Quelle est la situation aujourd’hui sur le marché des flottes d’entreprises et de la location longue durée ? Lionel Wolff, directeur général de la filiale allemande d’Arval, ne cache pas une certaine inquiétude. « Nous sommes dans un changement profond d’environnement business. Les valeurs résiduelles deviennent irréalistes par rapport au marché réel. Cette dérive entre des prix catalogues en hausse et des valeurs résiduelles en baisse, on la constate depuis deux ou trois ans, mais aujourd’hui, elle atteint des niveaux déraisonnables », souligne Lionel Wolff.

La perte à la revente sur les valeurs résiduelles oscille autour de 600 à 700 euros par véhicule, ce qui semble intenable à la longue. Le pire, souligne le responsable d’Arval, c’est que des constructeurs passent encore des véhicules en contrats avec des valeurs résiduelles de 55 % ». Selon lui, l’heure est à la pédagogie : « comme l’argent va être de plus en plus cher et que le marché de l’occasion a plongé, nous sommes dans un changement complet de relation à l’automobile.

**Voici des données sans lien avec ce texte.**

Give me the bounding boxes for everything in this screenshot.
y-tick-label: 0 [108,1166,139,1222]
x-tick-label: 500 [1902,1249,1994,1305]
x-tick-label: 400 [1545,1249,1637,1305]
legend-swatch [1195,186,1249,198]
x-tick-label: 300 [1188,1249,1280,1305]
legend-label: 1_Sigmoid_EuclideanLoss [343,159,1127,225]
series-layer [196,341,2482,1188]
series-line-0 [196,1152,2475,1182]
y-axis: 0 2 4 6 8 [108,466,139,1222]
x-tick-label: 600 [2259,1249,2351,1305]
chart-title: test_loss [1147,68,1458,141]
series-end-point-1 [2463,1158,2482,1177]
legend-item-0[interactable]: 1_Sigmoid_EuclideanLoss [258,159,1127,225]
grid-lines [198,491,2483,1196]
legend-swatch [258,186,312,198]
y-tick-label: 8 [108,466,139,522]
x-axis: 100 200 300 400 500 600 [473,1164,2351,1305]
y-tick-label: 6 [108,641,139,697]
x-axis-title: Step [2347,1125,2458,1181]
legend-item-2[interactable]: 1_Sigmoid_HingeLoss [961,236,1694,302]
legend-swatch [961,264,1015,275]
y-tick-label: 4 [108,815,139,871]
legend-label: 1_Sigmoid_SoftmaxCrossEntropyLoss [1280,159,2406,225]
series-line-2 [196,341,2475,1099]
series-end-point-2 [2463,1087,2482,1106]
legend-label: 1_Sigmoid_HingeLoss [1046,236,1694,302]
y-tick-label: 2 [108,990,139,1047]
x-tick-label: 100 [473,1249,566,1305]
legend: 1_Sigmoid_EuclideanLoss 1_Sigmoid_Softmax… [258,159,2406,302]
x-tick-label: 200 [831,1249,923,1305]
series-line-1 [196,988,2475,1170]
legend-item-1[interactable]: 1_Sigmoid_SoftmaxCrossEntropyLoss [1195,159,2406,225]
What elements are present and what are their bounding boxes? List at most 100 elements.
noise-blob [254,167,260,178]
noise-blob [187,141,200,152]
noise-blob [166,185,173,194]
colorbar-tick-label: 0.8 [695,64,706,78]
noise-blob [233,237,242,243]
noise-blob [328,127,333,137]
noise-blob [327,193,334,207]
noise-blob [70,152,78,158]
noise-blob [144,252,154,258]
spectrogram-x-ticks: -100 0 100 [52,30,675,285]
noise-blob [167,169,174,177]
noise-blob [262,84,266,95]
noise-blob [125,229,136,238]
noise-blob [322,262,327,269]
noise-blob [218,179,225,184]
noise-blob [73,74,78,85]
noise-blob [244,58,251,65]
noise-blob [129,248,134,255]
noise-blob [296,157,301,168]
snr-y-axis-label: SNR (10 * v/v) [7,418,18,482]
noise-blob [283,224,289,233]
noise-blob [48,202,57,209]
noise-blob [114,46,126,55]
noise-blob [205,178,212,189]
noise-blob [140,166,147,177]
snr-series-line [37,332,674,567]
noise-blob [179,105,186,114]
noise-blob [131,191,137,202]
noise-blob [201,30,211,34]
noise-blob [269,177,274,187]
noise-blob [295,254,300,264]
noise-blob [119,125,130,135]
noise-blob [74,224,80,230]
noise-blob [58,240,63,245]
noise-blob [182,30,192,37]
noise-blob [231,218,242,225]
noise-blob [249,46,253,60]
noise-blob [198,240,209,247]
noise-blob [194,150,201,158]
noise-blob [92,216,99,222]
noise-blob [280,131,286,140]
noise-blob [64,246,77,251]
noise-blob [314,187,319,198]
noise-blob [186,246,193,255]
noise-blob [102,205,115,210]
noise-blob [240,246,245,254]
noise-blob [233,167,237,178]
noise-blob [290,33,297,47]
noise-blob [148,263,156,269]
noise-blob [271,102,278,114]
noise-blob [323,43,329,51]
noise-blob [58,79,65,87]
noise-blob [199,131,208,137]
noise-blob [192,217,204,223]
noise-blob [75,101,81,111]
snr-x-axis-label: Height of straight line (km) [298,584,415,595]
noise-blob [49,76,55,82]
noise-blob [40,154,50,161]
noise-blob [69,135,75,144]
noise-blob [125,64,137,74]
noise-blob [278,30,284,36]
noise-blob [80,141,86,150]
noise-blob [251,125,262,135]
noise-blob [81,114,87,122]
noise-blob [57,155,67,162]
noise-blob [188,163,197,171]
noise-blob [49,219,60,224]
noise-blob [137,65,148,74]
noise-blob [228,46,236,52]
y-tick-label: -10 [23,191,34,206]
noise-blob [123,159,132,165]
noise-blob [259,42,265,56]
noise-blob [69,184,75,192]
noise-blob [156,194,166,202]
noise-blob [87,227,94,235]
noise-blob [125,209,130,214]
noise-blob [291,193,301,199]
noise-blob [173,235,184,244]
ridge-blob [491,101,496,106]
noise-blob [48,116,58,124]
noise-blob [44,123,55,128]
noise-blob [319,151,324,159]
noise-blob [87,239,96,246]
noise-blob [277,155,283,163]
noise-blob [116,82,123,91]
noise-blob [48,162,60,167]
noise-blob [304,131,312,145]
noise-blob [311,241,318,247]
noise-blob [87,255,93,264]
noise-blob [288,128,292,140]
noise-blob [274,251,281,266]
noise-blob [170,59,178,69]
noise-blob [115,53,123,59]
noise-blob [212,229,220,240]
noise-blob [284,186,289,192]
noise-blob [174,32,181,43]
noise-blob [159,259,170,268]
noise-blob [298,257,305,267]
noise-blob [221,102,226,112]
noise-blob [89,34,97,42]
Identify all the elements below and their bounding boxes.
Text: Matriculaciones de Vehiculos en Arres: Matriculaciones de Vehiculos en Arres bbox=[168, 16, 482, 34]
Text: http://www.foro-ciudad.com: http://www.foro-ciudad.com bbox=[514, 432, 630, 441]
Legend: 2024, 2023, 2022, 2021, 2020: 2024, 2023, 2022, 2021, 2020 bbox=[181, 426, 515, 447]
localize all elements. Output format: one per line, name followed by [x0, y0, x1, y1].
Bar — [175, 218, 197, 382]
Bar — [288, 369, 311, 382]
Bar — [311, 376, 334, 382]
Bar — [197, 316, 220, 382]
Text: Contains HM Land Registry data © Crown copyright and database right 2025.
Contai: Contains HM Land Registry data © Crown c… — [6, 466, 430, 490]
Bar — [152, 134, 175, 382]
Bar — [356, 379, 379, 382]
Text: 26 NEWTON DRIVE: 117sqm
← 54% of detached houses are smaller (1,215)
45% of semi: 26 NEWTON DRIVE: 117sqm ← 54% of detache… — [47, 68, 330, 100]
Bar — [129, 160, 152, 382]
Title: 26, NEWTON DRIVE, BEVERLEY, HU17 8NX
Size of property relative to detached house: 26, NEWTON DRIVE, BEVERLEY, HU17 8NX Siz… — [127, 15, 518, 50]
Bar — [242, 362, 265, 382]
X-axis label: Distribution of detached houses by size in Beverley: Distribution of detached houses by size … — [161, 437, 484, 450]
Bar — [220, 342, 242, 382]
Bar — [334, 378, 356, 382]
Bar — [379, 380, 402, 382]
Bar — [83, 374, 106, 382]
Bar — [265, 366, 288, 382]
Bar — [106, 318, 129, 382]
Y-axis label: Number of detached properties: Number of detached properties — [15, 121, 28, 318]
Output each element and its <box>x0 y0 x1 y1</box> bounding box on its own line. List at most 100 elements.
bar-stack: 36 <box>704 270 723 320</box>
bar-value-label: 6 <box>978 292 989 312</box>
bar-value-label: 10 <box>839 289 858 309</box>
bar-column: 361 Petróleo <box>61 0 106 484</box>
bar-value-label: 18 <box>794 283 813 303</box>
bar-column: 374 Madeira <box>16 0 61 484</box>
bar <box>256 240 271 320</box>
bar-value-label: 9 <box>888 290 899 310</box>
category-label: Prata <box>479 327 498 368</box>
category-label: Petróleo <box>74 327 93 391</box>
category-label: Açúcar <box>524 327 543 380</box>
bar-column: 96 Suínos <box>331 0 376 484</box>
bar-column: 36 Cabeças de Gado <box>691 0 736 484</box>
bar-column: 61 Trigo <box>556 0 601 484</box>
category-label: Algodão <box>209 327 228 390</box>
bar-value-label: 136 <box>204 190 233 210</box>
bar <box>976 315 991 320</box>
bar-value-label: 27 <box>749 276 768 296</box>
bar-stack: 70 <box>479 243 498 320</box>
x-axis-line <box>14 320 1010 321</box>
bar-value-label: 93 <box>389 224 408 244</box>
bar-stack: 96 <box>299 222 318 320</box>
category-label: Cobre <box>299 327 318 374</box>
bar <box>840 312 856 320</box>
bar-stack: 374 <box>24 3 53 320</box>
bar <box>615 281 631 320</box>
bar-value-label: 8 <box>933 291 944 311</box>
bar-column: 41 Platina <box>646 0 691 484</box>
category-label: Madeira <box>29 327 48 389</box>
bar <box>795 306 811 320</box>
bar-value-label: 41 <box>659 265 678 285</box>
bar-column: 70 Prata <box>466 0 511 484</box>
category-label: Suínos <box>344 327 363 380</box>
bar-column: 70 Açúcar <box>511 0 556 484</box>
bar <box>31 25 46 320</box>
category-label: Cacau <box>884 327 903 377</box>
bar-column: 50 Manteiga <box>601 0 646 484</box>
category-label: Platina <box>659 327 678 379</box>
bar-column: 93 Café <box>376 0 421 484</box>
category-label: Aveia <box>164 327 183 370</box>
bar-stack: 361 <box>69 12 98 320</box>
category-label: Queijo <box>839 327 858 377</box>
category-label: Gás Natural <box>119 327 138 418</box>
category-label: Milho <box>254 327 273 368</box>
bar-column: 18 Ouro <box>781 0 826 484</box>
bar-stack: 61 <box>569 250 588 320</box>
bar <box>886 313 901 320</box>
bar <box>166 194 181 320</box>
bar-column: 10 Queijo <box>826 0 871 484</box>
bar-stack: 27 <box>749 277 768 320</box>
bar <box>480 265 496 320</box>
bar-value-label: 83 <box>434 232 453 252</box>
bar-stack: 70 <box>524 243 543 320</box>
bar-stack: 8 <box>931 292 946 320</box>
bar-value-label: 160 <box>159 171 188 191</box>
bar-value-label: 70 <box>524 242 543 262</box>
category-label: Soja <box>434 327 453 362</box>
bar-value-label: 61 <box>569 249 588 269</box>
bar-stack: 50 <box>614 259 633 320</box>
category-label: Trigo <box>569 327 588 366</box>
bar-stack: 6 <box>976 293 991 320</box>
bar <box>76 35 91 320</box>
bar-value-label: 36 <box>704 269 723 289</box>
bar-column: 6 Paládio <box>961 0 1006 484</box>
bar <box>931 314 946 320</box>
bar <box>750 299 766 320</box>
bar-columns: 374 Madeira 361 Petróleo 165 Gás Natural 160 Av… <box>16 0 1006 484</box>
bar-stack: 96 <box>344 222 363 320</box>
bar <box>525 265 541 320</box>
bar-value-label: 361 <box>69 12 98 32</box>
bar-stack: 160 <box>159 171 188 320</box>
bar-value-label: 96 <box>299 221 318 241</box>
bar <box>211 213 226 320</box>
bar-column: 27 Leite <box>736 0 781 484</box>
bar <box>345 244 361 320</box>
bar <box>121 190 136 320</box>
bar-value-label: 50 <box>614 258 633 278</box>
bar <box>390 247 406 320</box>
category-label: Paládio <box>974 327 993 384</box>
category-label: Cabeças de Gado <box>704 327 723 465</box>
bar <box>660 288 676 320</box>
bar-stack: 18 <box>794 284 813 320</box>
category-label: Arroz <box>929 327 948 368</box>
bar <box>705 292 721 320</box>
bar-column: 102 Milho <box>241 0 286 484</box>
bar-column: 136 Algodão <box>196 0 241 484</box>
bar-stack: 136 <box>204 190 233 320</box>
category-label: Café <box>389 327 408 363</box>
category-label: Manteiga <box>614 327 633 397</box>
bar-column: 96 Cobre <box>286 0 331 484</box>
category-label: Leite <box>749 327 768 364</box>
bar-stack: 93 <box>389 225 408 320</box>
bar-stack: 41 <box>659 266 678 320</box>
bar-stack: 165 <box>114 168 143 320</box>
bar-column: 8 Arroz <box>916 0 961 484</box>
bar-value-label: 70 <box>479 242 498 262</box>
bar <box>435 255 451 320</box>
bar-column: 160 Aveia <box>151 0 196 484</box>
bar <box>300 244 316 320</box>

Nous devons donc expliquer à nos clients que la donne a changé et que le coût de détention va être plus important ». Ce message est-il bien reçu –et compris– par des clients grands comptes aux niveaux d’exigences énormes ? Pas toujours. « Nous avons volontairement perdu des appels d’offres, car nous estimions qu’il était déraisonnable de suivre les niveaux de pricing demandés », reconnaît Lionel Wolff. Du coup, la flotte d’Arval en Allemagne affiche un repli de 5 % environ à 30 000 véhicules. Les clients cherchent aujourd’hui à jouer la montre en rallongeant la durée des contrats pour profiter des conditions financières existantes et des niveaux de valeurs résiduelles. Mais cette stratégie ne peut avoir qu’un temps, sauf à subir une augmentation des coûts d’entretien.

Quelle politique adopter pour Arval dans les prochains mois ? « Nous avons élargi nos canaux de revente, notamment en ouvrant un centre pour les particuliers à Munich qui propose en permanence quelque 140 modèles environ, très ciblés et de moins de 80 000 km. Nous avons également poussé les ventes aux utilisateurs. Sur le front des prospections, nous travaillons davantage la cible des PME et nous nous focalisons davantage sur des objectifs quantitatifs », conclut Lionel Wolff.